When you’re a 100% year-round air dryer/clothesline user like myself,  one must pay much more attention to the ever-changing weather conditions.   Good thing that I’m a bit of a weather geek;  I actually like tracking the weather!  This comes in handy for determining the ideal conditions and placement of drying the laundry outside, or whether to dry it inside.

Autumn weather gets tricky; the days are shorter,and it gets colder and rainier.  Even if it is sunny, it can lull me into a false sense of drying expectation when I hang the clothes on the line.  It just has that nip in the air, the sun is lower, and there is enough humidity (at least here in the Pacific Northwest) to delay the drying a great deal.  I can hang laundry on my backyard line early in the morning, and late in the afternoon it is still damp.  Thus begins the ol’ clothesline switcharoo.  I have to take down all the laundry from the clothesline and then put it on drying racks inside the house.  Which is kind of a hassle, I must admit.

Even though it is a bit more work, one advantage is that the laundry has spent the day soaking up all that deliciously heady autumn air smell outside.  When I place it on the racks inside to finish drying, the poignant smell fills the air.  There is just something so wonderful about the outside-dried smell.  It changes with the seasons too.  Autumn smells different than summer, which smells different than spring or winter.  No man-made chemical scent could ever top Mother Nature’s!

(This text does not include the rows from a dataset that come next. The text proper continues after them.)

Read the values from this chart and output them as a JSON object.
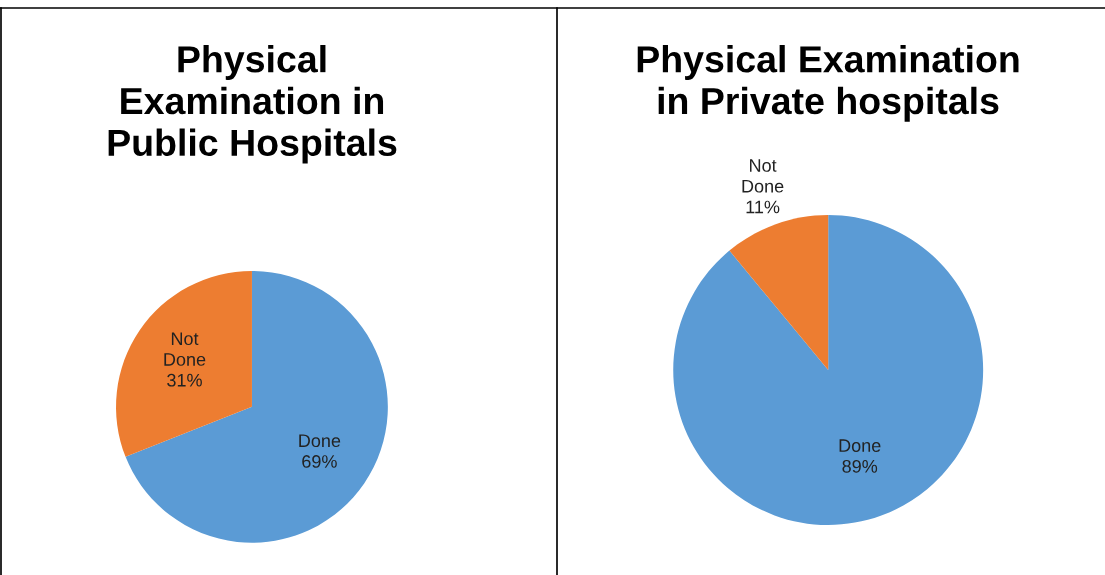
{
  "chart_data": [
    {
      "type": "pie",
      "title": "Physical\nExamination in\nPublic Hospitals",
      "categories": [
        "Done",
        "Not Done"
      ],
      "values": [
        69,
        31
      ],
      "value_labels": [
        "69%",
        "31%"
      ],
      "colors": [
        "#5b9bd5",
        "#ed7d31"
      ],
      "legend": false
    },
    {
      "type": "pie",
      "title": "Physical Examination\nin Private hospitals",
      "categories": [
        "Done",
        "Not Done"
      ],
      "values": [
        89,
        11
      ],
      "value_labels": [
        "89%",
        "11%"
      ],
      "colors": [
        "#5b9bd5",
        "#ed7d31"
      ],
      "legend": false
    }
  ]
}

I’m still trying to hold onto outside drying as much as I can, even though the attempt is futile at times.  Soon I will be drying inside full-time for the winter;  drying racks will be filling my kitchen once more.  But that too, is kind of charming in it’s own way.  One must definitely be adaptable to be an air-dryer!

“Delicious autumn! My very soul is wedded to it, and if I were a bird I would fly about the earth seeking the successive autumns.” – George Eliot

~Marilyn

One Response to “The Autumn Clothesline Switcharoo”

  1. M-J

    Very clever solution you’re devised, Marilyn! I agree–nothing can compare with the fresh scent that clothes acquire while hanging outside for a while. And, I know that you realize how much longer your clothes and towels last when dried naturally. I once saw a sculpture made out of dryer-lint. To me, it represented the fiber-attrition that occurs when clothes are dried with artificial heat and machine-generated motion. If everyone dried their clothes naturally, there would probably be less particulate matter floating in the air! And God knows that Mount St. Helens’ ash is still lingering on rooftops in the state of Washington. Why add to the crud in the air, while diminishing the fiber-content of our sartorial investments?

    I love reading your practical, thoughtful and sophisticated editorials, Marilyn.